Download or read book Thinking in Public written by Benjamin Aldes Wurgaft and published by University of Pennsylvania Press. This book was released on 2016-01-15 with total page 312 pages. Available in PDF, EPUB and Kindle. Book excerpt: Thinking in Public examines the ambivalence that public political life and the figure of the intellectual provoked in the generation of European Jewish thinkers born around 1900. By comparing Hannah Arendt, Emmanuel Levinas, and Leo Strauss, Wurgaft offers a new perspective on the relationship between philosophers and politics.
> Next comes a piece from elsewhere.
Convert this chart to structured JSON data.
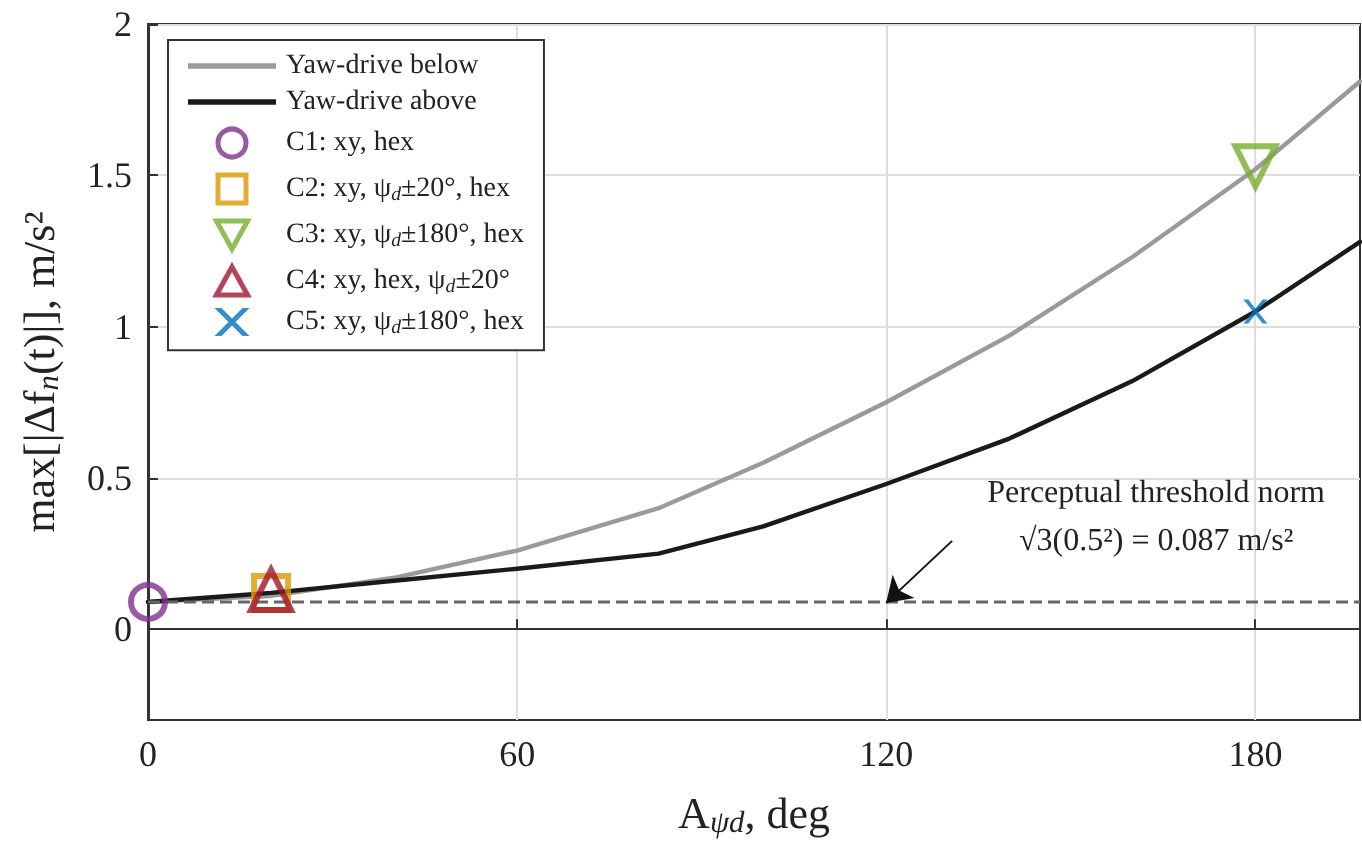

Download or read book Thinking About Love written by Diane Enns and published by Penn State Press. This book was released on 2015-11-10 with total page 273 pages. Available in PDF, EPUB and Kindle. Book excerpt: Does love command an ineffability that remains inaccessible to the philosopher? Thinking About Love considers the nature and experience of love through the writing of well-known Continental philosophers such as Hannah Arendt, Simone de Beauvoir, Jacques Derrida, and Maurice Merleau-Ponty. Evolving forms of social organization, rapid developments in the field of psychology, and novel variations on relationships demand new approaches to and ways of talking about love. Rather than offering prescriptive claims, this volume explores how one might think about the concept philosophically, without attempting to resolve or alleviate its ambiguities, paradoxes, and limitations. The essays focus on the contradictions and limits of love, manifested in such phenomena as trust, abuse, grief, death, violence, politics, and desire. An erudite examination of the many facets of love, this book fills a lacuna in the philosophy of this richly complicated topic. Along with the editors, the contributors are Sophie Bourgault, John Caruana, Christina M. Gschwandtner, Marguerite La Caze, Alphonso Lingis, Christian Lotz, Todd May, Dawne McCance, Dorothea Olkowski, Felix Ó Murchadha, Fiona Utley, and Mélanie Walton.
Download or read book Hannah Arendt and Theology written by John Kiess and published by Bloomsbury Publishing. This book was released on 2016-02-25 with total page 261 pages. Available in PDF, EPUB and Kindle. Book excerpt: Provides a fresh perspective on Hannah Arendt and the relevance of her thought to theological reflection.